Da evidência adequada distingue Husserl , nas Meditações Cartesianas, a evidência apodítica. A apodicidade pode pertencer a evidências inadequadas. Se, em cada evidência, é o ente ou suas determinações que são captados em si mesmos (im Modus ’es selbst’), não fica contudo excluída a hipótese da possibilidade de o objeto dado na evidência se tornar seguidamente objeto de uma dúvida: «o ser pode-se revelar como simples aparência; a experiência sensível apresenta-nos muitos exemplos disso». Ora «esta possibilidade sempre aberta ao objeto de evidência de em seguida se tornar objeto de dúvida, de poder não ser», não tem lugar no objeto de evidência apodítica, pois esta última é, simultaneamente, certeza da existência das coisas ou estado de coisas (Sachverhalt) evidentes e inconceptibilidade absoluta da sua não existência.
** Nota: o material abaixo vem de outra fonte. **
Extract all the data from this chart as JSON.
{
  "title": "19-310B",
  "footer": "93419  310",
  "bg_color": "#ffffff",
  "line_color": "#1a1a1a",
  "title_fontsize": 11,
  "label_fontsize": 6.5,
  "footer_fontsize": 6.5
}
A evidência apodítica, que sirva de base ou ponto de partida para a fenomenologia, não pode ser dada pelo mundo natural. Este, como acima esclarecemos (7), é um dubítandum; a coisa, transcendente-tipo, como elemento integrador do mundo, possui uma existência contingente; a concordância dos ’perfis’ ou ’perspectivas’, segundo os quais, por essência, é dada, não é necessária; há uma possibilidade constante de se dar um novo ’perfil’, que não se una de modo consequente ao anterior. A existência de um mundo será o correlato de uma certa esfera de experiências caracterizadas por determinadas configurações essenciais; todavia, a análise do fenômeno perceptivo em geral, bem como o de outras espécies de intuição empírica colaborantes da percepção, não leva a concluir com evidência que as experiências atuais se devam apresentar sob tal forma de encadeamento. O mundo pode destruir-se por conflito interno entre as sucessões de experiências que deviam convergir.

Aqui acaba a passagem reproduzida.